In that case, the centripetal acceleration of the star is
V^2/R = G M/R2
Solve for M.
M = R V^2/G
You did not type the distance R correctly. Is the "g" supposed to be a 9?
G is Newton's universal constant of gravity, 6.67*10^-11 N*m^2/kg^2
To estimate the mass of the Andromeda galaxy, we can use the concept of orbital velocity, as well as Newton's law of universal gravitation.

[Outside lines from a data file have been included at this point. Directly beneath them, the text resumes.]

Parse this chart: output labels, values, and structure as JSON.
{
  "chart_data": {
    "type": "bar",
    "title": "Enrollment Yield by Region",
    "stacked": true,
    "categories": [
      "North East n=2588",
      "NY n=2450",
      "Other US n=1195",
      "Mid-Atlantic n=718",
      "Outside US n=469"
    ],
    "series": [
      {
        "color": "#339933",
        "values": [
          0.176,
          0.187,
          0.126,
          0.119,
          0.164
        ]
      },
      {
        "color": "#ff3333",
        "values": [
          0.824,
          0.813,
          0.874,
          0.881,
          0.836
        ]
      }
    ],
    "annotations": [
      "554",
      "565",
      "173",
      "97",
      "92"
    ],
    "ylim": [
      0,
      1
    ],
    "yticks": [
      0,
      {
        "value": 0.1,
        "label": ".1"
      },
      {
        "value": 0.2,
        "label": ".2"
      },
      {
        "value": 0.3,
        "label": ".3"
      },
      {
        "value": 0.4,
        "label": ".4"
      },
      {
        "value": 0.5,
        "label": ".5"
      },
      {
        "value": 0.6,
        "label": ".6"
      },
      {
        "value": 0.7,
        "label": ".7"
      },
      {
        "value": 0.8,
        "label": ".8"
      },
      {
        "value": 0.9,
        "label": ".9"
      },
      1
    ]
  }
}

The orbital velocity of a star in a galaxy is related to the mass of the galaxy and the distance between the star and the center of the galaxy. We can use the equation:
v = √(GM/r)
Where:
v is the orbital velocity of the star,
G is the gravitational constant (approximately 6.67430 x 10^-11 m^3 kg^-1 s^-2),
M is the mass of the Andromeda galaxy, and
r is the distance of the star from the center of the galaxy.
Converting the distance from AU to meters:
g * 10^9 AU = g * 10^9 * 1.496 x 10^11 meters
Using Earth's orbital radius as a reference point:
r = 1.40 x 10^8 meters
Rearranging the equation to solve for M:
M = v^2 * r / G
Substituting the given values:
M = (200 km/s)^2 * (g * 10^9 * 1.496 x 10^11 meters) / (6.67430 x 10^-11 m^3 kg^-1 s^-2)
Now, we simply need to perform the calculations:
M = (200000 m/s)^2 * (g * 10^9 * 1.496 x 10^11 meters) / (6.67430 x 10^-11 m^3 kg^-1 s^-2)
M = (4 x 10^10 m^2/s^2) * (g * 1.496 x 10^20 meters) / (6.67430 x 10^-11 m^3 kg^-1 s^-2)
M = (4 * g * 1.496 x 10^30 kg) / 6.67430
M ≈ (2.986 x 10^30 kg/g)
Therefore, a rough estimate of the mass of the Andromeda galaxy is approximately 2.986 x 10^30 times the mass of Earth (g). Please note that this is a simplified estimation and may not be entirely accurate, as it assumes a constant velocity and neglects other factors.